Just as I was at risk of thinking Finland could do no wrong, it was revealed that the Finnish system is not entirely immune to the dangers of global capitalism. Against the wishes of staff and young people, the centre is being closed to make way for more high-end city centre shopping spaces. Although far from ideal for the 'Children of the Station, there is at least some back up. Finland's Youth Act authorises the financing of youth work and policy as well as investment in youth facilities, support for youth research and support for international youth co-operation. The likelihood is that an alternative venue will be found. Scotland meanwhile, has never had a Youth (Scotland) Act, and I wondered if having one would raise the value attributed to essential youth services which wrap around formal education.
One such example was on display at the Helsinki Missio. They provide crisis counselling to young people, families and older people to combat loneliness. In addition to their team of certified counselors, their 800 volunteers extend support to help participants build positive pathways out of crisis. A maximum two-day response to counselling requests seems a far cry from the long waiting lists for mental health services, which we've grown accustomed to.
Overall, the study visit showed that while Finland has been building itself up to protect young people and families from the negative effects of the banking collapse, Scotland - often hailed as the birth place of modern youth work, has been in quiet meltdown. I regularly come across youth organisations juggling upwards of 20 funding streams at any one time. With so many outcomes to evidence it's little wonder that leaders have learned to appear innovative to one funder, count young people entering the building for another funder; while being coerced by funding criteria into claiming that youth work can single-handedly solve Scotland's addiction, crime, mental health and unemployment issues.
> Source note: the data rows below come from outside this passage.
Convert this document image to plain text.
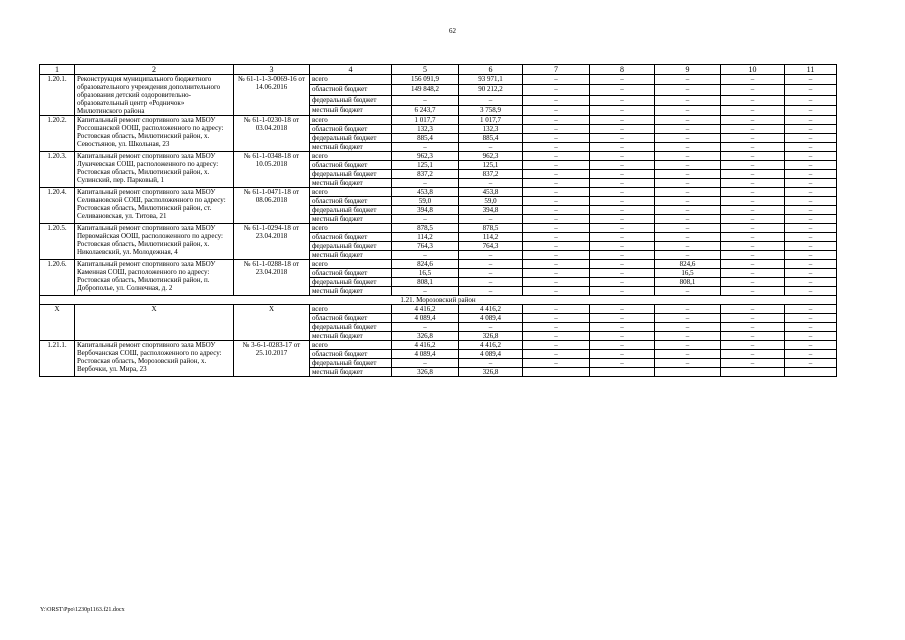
62
1	2	3	4	5	6	7	8	9	10	11
1.20.1.	Реконструкция муниципального бюджетного образовательного учреждения дополнительного образования детский оздоровительно-образовательный центр «Родничок» Милютинского района	№ 61-1-1-3-0069-16 от 14.06.2016	всего	156 091,9	93 971,1	–	–	–	–	–
			областной бюджет	149 848,2	90 212,2	–	–	–	–	–
			федеральный бюджет	–	–	–	–	–	–	–
			местный бюджет	6 243,7	3 758,9	–	–	–	–	–
1.20.2.	Капитальный ремонт спортивного зала МБОУ Россошанской ООШ, расположенного по адресу: Ростовская область, Милютинский район, х. Севостьянов, ул. Школьная, 23	№ 61-1-0230-18 от 03.04.2018	всего	1 017,7	1 017,7	–	–	–	–	–
			областной бюджет	132,3	132,3	–	–	–	–	–
			федеральный бюджет	885,4	885,4	–	–	–	–	–
			местный бюджет	–	–	–	–	–	–	–
1.20.3.	Капитальный ремонт спортивного зала МБОУ Лукичевская СОШ, расположенного по адресу: Ростовская область, Милютинский район, х. Сулинский, пер. Парковый, 1	№ 61-1-0348-18 от 10.05.2018	всего	962,3	962,3	–	–	–	–	–
			областной бюджет	125,1	125,1	–	–	–	–	–
			федеральный бюджет	837,2	837,2	–	–	–	–	–
			местный бюджет	–	–	–	–	–	–	–
1.20.4.	Капитальный ремонт спортивного зала МБОУ Селивановской СОШ, расположенного по адресу: Ростовская область, Милютинский район, ст. Селивановская, ул. Титова, 21	№ 61-1-0471-18 от 08.06.2018	всего	453,8	453,8	–	–	–	–	–
			областной бюджет	59,0	59,0	–	–	–	–	–
			федеральный бюджет	394,8	394,8	–	–	–	–	–
			местный бюджет	–	–	–	–	–	–	–
1.20.5.	Капитальный ремонт спортивного зала МБОУ Первомайская ООШ, расположенного по адресу: Ростовская область, Милютинский район, х. Николаевский, ул. Молодежная, 4	№ 61-1-0294-18 от 23.04.2018	всего	878,5	878,5	–	–	–	–	–
			областной бюджет	114,2	114,2	–	–	–	–	–
			федеральный бюджет	764,3	764,3	–	–	–	–	–
			местный бюджет	–	–	–	–	–	–	–
1.20.6.	Капитальный ремонт спортивного зала МБОУ Каменная СОШ, расположенного по адресу: Ростовская область, Милютинский район, п. Доброполье, ул. Солнечная, д. 2	№ 61-1-0288-18 от 23.04.2018	всего	824,6	–	–	–	824,6	–	–
			областной бюджет	16,5	–	–	–	16,5	–	–
			федеральный бюджет	808,1	–	–	–	808,1	–	–
			местный бюджет	–	–	–	–	–	–	–
1.21. Морозовский район										
Х	Х	Х	всего	4 416,2	4 416,2	–	–	–	–	–
			областной бюджет	4 089,4	4 089,4	–	–	–	–	–
			федеральный бюджет	–	–	–	–	–	–	–
			местный бюджет	326,8	326,8	–	–	–	–	–
1.21.1.	Капитальный ремонт спортивного зала МБОУ Вербочанская СОШ, расположенного по адресу: Ростовская область, Морозовский район, х. Вербочки, ул. Мира, 23	№ 3-6-1-0283-17 от 25.10.2017	всего	4 416,2	4 416,2	–	–	–	–	–
			областной бюджет	4 089,4	4 089,4	–	–	–	–	–
			федеральный бюджет	–	–	–	–	–	–	–
			местный бюджет	326,8	326,8					
Y:\ORST\Ppo\1230p1163.f21.docx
In reality we've created all the conditions that are counter to making Scotland the best place to grow up. If youth organisations were able to be more open they would speak of shifting buckets to catch the drips from the leaky roof; while writing the next round of redundancy notices. Amidst the uncertainty youth workers in Scotland do everything within their means to give young people the positive adult relationships they need. If we genuinely desire a highly regarded, healthy and thriving youth work to sector to become a reality, there may be challenging questions to contemplate, such as:
Are we prepared to agree a national long-term vision for young people, that cannot be diverted by successive governments?
Should there be a Youth (Scotland) Act that sets out the terms of support and investment for youth work across the whole of Scotland?
Should the government and funders of youth services give youth work professionals the autonomy to do their work effectively, without demanding disproportionate levels of evidence for ever-changing outcomes?
Should the government commit to long-term core investment of youth work, so that other funding and lottery investment is supplementary?
Are we prepared to pay higher taxes for better youth services?
Scotland's Year of Young People (2018) is a good time to start a conversation on the future of youth work. Finland shows us that we can and should demand better. All views on the way forward are welcome!